Wyllys cita um estudo do Instituto de Pesquisa Económica Aplicada (Ipea), que revela a importância dos investimentos sociais para o crescimento do Produto Interno Bruto (PIB) e a redução das desigualdades. «Cada R$ 1 [real] gasto com Educação pública gera R$ 1,85 para o PIB. A título de comparação, o gasto de R$ 1 com juros sobre a dívida pública, segundo o mesmo estudo, gerará apenas R$ 0,71 de crescimento do PIB. Ou seja, o dinheiro gasto com Educação de qualidade, como é o caso das universidade federais, é um excelente investimento dos recursos públicos», defende o deputado federal brasileiro.

Maior investimento do Estado

A proposta de privatização do Ensino também colide com o Plano Nacional de Educação (PNE), aprovado pela presidente Dilma Rousseff em Junho de 2014, e que prevê a necessidade de pelo menos mais 2 milhões de matrículas nas universidades públicas para os próximos 10 anos, refere o Brasil de Fato, acrescentando que a taxa de acesso ao Ensino Superior no Brasil é muito baixa: apenas 17% da população entre os 18 e os 24 anos está envolvida numa graduação, o que deixa o Brasil atrás de países com economias de menor dimensão, como o Paraguai e a Bolívia.

O PNE estipula a necessidade de expandir essa percentagem para 33% até 2026, um número ainda assim aquém da maioria das nações desenvolvidas, mas que seria «revolucionário» para um país com tanta desigualdade de oportunidades.
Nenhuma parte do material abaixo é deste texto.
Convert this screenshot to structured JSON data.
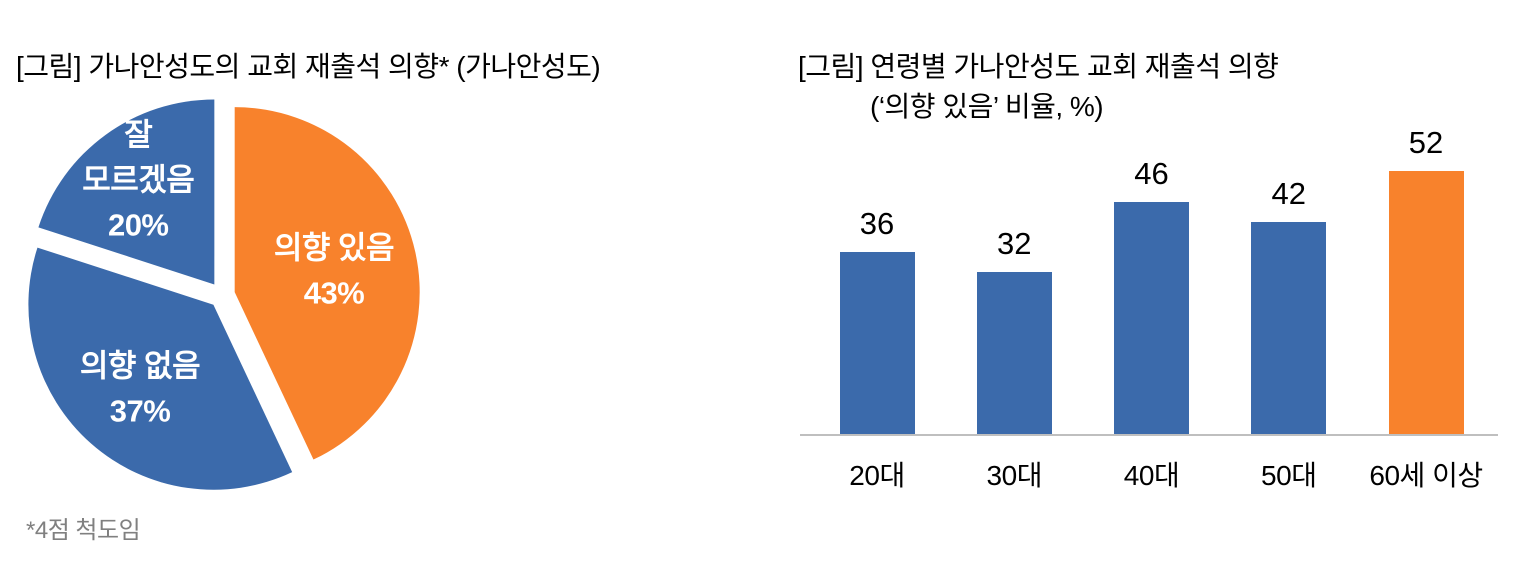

Representante da Campanha Nacional pelo Direito à Educação, Daniel Cara concorda que existem graves injustiças entre ricos e pobres no acesso à universidade, mas rejeita a privatização do sector. «Mais acesso à universidade só será feito por meio de um forte investimento estatal. Não dá para confiar no sector privado, até porque, hoje, a maior parte das instituições privadas são controladas pelo mercado financeiro, com finalidade de lucro e baixa qualidade, salvo raras excepções», disse ao Brasil de Fato.
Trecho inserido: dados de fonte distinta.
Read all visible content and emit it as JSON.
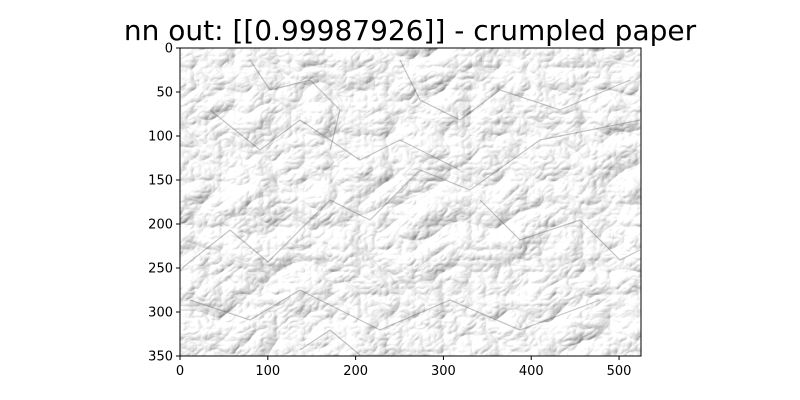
{
  "chart_data": {
    "type": "image",
    "title": "nn out: [[0.99987926]] - crumpled paper",
    "image_subject": "crumpled-paper",
    "colormap": "gray",
    "xlim": [
      0,
      525
    ],
    "ylim": [
      350,
      0
    ],
    "xticks": [
      0,
      100,
      200,
      300,
      400,
      500
    ],
    "yticks": [
      0,
      50,
      100,
      150,
      200,
      250,
      300,
      350
    ],
    "xtick_labels": [
      "0",
      "100",
      "200",
      "300",
      "400",
      "500"
    ],
    "ytick_labels": [
      "0",
      "50",
      "100",
      "150",
      "200",
      "250",
      "300",
      "350"
    ],
    "xlabel": "",
    "ylabel": ""
  }
}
«A privatização do ensino vai provocar ainda mais endividamento da população pobre, um custo que vai pesar sobre o Estado de qualquer forma. Além disso, sacrifica a juventude, compromete seu futuro em dívidas. É o tipo de solução de quem não sabe fazer contas», critica Daniel Cara.

Tributação progressiva

Para Renato Janine Ribeiro, ex-ministro da Educação e professor titular de Ética e Filosofia da Universidade de São Paulo, a raiz do problema está na injusta tributação fiscal no Brasil, onde os pobres pagam mais que os ricos, em termos proporcionais.
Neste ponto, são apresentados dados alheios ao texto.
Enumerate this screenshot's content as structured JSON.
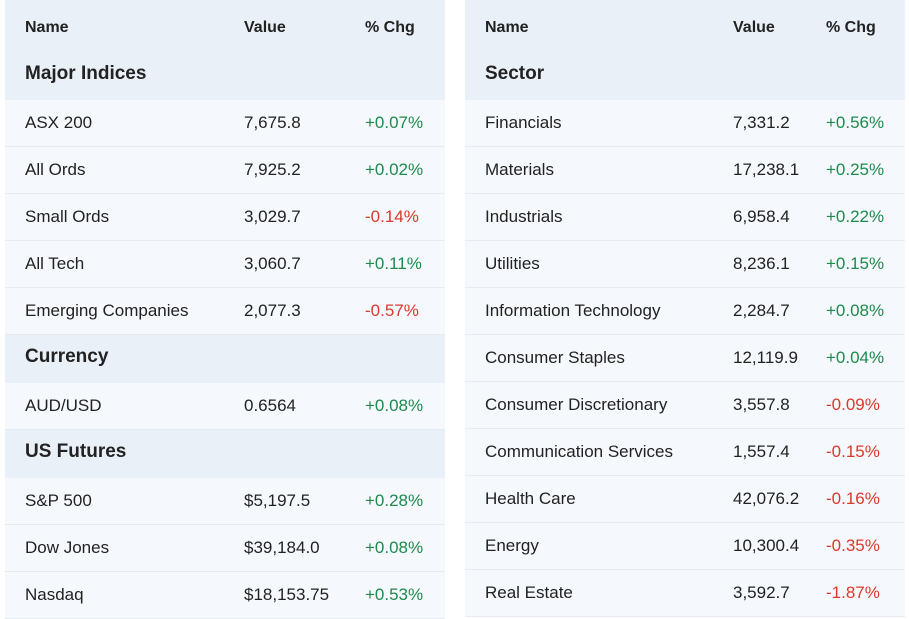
{
  "panels": [
    {
      "columns": [
        "Name",
        "Value",
        "% Chg"
      ],
      "sections": [
        {
          "title": "Major Indices",
          "rows": [
            [
              "ASX 200",
              "7,675.8",
              "+0.07%"
            ],
            [
              "All Ords",
              "7,925.2",
              "+0.02%"
            ],
            [
              "Small Ords",
              "3,029.7",
              "-0.14%"
            ],
            [
              "All Tech",
              "3,060.7",
              "+0.11%"
            ],
            [
              "Emerging Companies",
              "2,077.3",
              "-0.57%"
            ]
          ]
        },
        {
          "title": "Currency",
          "rows": [
            [
              "AUD/USD",
              "0.6564",
              "+0.08%"
            ]
          ]
        },
        {
          "title": "US Futures",
          "rows": [
            [
              "S&P 500",
              "$5,197.5",
              "+0.28%"
            ],
            [
              "Dow Jones",
              "$39,184.0",
              "+0.08%"
            ],
            [
              "Nasdaq",
              "$18,153.75",
              "+0.53%"
            ]
          ]
        }
      ]
    },
    {
      "columns": [
        "Name",
        "Value",
        "% Chg"
      ],
      "sections": [
        {
          "title": "Sector",
          "rows": [
            [
              "Financials",
              "7,331.2",
              "+0.56%"
            ],
            [
              "Materials",
              "17,238.1",
              "+0.25%"
            ],
            [
              "Industrials",
              "6,958.4",
              "+0.22%"
            ],
            [
              "Utilities",
              "8,236.1",
              "+0.15%"
            ],
            [
              "Information Technology",
              "2,284.7",
              "+0.08%"
            ],
            [
              "Consumer Staples",
              "12,119.9",
              "+0.04%"
            ],
            [
              "Consumer Discretionary",
              "3,557.8",
              "-0.09%"
            ],
            [
              "Communication Services",
              "1,557.4",
              "-0.15%"
            ],
            [
              "Health Care",
              "42,076.2",
              "-0.16%"
            ],
            [
              "Energy",
              "10,300.4",
              "-0.35%"
            ],
            [
              "Real Estate",
              "3,592.7",
              "-1.87%"
            ]
          ]
        }
      ]
    }
  ]
}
«Cobrar uma anuidade dos alunos com mais dinheiro parece justo, mas penso que seria bem melhor aumentar o imposto de renda das pessoas que ganham mais dinheiro. Assim, façam ou não (eles e seus filhos) a universidade, pagarão mais. E serão, então, estimulados a cursar o Ensino Superior, o que só lhes fará bem, pessoal e profissionalmente. Deve-se tributar a renda; é melhor do que cobrar pela Educação (não se cobra aquilo que você quer incentivar!)», propõe o académico.